DESTINATION LUNE (1950)

Produite par George Pal et tirée d'un récit de Robert Heinlein, cette aventure spatiale joue la carte de l'hyper-réalisme

DESTINATION MOON

1950 – USA

Réalisé par Irving Pichel

Avec John Archer, Warner Anderson, Tom Powers, Dick Wesson, Erin O’Brien-Moore, Everett Glass, Ted Warde   

THEMA SPACE OPERA

L’influence de l’auteur de science-fiction Robert Heinlein sur l’imaginaire collectif est considérable, au point que de nombreuses membres la NASA avouent avoir opté pour une filière scientifique après avoir lu les romans pour adolescents qu’il écrivit entre 1947 et 1958. C’est justement l’un de ces récits d’aventure spatiale qui servit d’inspiration à Destination Lune, et dont Heinlein lui-même signa l’adaptation avec Alford Van Ronkel et James O’Hanlon. Réalisé par Irving Pichel (qui s’était distingué en co-réalisant  Les Chasses du Comte Zaroff) et produit par George Pal (futur spécialiste de la SF à grand spectacle), Destination Lune se distingue par son approche ultra-réaliste, la plupart des spécialistes le considérant comme le premier long-métrage de « hard science ». Sous les conseils techniques de l’aéronaute allemand Hermann Oberth, le film annonce avec presque vingt ans d’avance le premier voyage habité vers notre satellite. Les scènes d’apesanteur, les combinaisons des astronautes et même le drapeau américain planté sur le sol rocailleux s’avèrent étonnamment prophétiques.

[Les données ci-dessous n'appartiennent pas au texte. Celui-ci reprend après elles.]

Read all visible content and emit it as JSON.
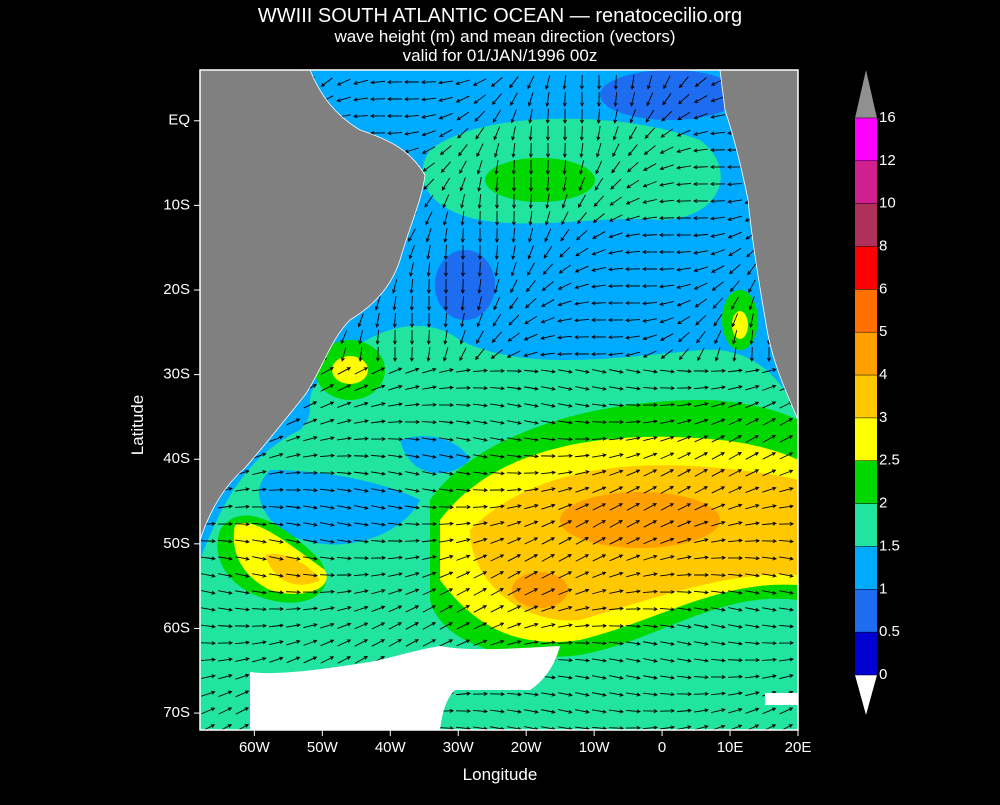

Nous sommes au début des années cinquante, et la première fusée américaine est lancée après quatre ans de recherches et de travail acharné. Mais l’opération est un fiasco et l’engin se crashe dès son décollage. Le gouvernement US refuse d’en rester là. En pleine tension Est-Ouest, la conquête spatiale est un enjeu politique trop important. Le général Thayer demande donc au professeur Cargraves de superviser la construction d’une nouvelle fusée à propulsion nucléaire en partance pour la Lune. Pour financer un tel chantier, de grands industriels du secteur privé sont sollicités. L’opinion publique salue l’élan patriotique, mais s’affole des risques potentiels de contamination radioactive. La mise en pratique du projet n’est donc pas une partie de plaisir, mais c’est lorsque les quatre astronautes s’élancent enfin vers la Lune que les vrais dangers commencent… 

« This is the end of the beginning »

Destination Lune aurait pu n’être qu’une espèce de docu-fiction un peu rébarbative et glaciale, mais le scénario sait éviter cet écueil, alignant les séquences de suspense haletantes (le sauvetage à flanc d’astronef, les ultimes rebondissements à la surface de la Lune) et sollicitant même Woody Woodpeker le temps d’un dessin animé ludique racontant aux financiers de l’expédition – et surtout aux spectateurs – le fonctionnement de la fusée (une idée que Steven Spielberg recyclera pour expliquer le principe du clonage dans Jurassic Park). Le film est servi par des effets spéciaux remarquables supervisés par Lee Zavitz, maître d’œuvre des trucages d’Autant en Emporte le Vent. Maquettes, pyrotechnie, peintures, animation, tous les moyens sont bons pour porter à l’écran cette épique odyssée lunaire. Zavitz remportera l’Oscar des effets spéciaux, Hergé s’inspirera largement du film pour concevoir le diptyque « Objectif Lune » et « On a Marché sur la Lune », et Stanley Kubrick lui-même s’appuiera sur la voie ouverte par George Pal et Irving Pichel pour concrétiser 2001 l’Odyssée de l’Espace. C’est dire l’importance de ce space opera hyperréaliste qui s’achève sur les mots suivants : « This is the End of the Beginning ».